Readers Who Write

writing Reading and writing come hand in hand. I don’t know many readers who don’t like writing, or writers who don’t like reading. I am certainly a reader, but I hesitate to call myself a writer. I took several creative writing classes in college, and while sometimes my reviews are the only things I can complete, I write frequently.

Many writers have written about writing. Ernest Hemingway has a number of melodramatic lines, my favorite of which is his oft-quoted quip, “There is nothing to writing. All you do is sit down at a typewriter and bleed.” I am not a particularly blood-sweat-and-tears writer. I have no desire to write poetry or prose ripped from my soul; I just want to write something worth reading.
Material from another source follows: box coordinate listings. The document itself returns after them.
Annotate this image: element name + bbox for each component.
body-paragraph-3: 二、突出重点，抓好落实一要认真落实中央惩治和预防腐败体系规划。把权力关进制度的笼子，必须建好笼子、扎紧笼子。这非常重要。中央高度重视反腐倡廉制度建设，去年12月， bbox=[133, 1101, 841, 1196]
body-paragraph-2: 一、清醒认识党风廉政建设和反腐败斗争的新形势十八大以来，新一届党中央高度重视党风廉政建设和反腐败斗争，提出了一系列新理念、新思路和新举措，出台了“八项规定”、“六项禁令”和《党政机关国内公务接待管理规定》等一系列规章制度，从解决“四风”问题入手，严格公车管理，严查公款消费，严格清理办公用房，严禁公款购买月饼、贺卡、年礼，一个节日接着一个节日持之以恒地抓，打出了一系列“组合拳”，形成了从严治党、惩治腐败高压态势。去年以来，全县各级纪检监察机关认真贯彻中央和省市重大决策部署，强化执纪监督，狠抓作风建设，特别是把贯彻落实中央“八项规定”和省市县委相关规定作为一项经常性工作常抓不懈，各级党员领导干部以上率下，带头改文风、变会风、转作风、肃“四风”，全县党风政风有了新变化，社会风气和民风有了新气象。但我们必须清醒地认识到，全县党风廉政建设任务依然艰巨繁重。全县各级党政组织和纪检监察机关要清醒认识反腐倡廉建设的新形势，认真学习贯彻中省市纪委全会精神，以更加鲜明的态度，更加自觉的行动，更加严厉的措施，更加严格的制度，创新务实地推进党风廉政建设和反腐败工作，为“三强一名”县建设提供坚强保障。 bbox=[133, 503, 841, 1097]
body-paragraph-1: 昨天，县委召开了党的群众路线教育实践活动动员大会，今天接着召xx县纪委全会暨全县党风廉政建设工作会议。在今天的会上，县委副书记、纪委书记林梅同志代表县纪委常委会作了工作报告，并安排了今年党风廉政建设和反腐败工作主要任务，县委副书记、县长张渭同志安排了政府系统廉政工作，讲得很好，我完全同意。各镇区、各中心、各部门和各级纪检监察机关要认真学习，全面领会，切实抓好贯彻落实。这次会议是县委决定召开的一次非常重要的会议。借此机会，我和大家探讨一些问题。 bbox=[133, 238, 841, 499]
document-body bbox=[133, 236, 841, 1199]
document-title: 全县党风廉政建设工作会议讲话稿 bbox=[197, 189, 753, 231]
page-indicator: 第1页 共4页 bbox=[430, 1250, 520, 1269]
A good friend of mine from college recently started a blog I’ve really enjoyed reading, called “100,000 Words: or, how I learned to stop worrying and love the novel.” She, like me, is an aspiring writer (she has more credentials than I do, though: a degree in Literature. I only pretended to be a Lit major, and instead went the social sciences route). Every writer is different, and one of my favorite things is to do is learn the quirks of each writer’s process: how they name their characters, where they start a story, whether they outline or just go with the flow. My friend Emily’s blog is tracking her own progress and process, which is both similar and different from my own.

One of the greatest struggles I face as a writer is the blank page. As many times as my professors have assigned Anne Lamott’s famous essay, “Shitty First Drafts,” I still have a hard time putting words down until I feel confident about them, and they are in a constant state of revision. I don’t do lots of drafts. This is probably why I am an incredibly unproductive writer: my work in progress has been evolving for months, and it’s still at about 1500 words, an extremely insignificant amount.

There are several other things I know about myself as a writer: I am prone to using present perfect and past perfect verb tenses. I am concise, except when I am a bit convoluted. I tend to hedge slightly, always shying away from firm declaratives. My characters are often named after saints. I’m not very good at grounding my story in its setting, but I think I am pretty great at writing dialogue. I am so afraid of telling (as opposed to showing), that I end up not writing anything at all. And my initial idea or inspiration almost never makes it to the end.

I know many readers of this blog are writers themselves, whether it is of novels, short stories, reviews or essays, both published and unpublished. What is your process? What is your style? And the essential question, that I cannot truly answer: why do you write?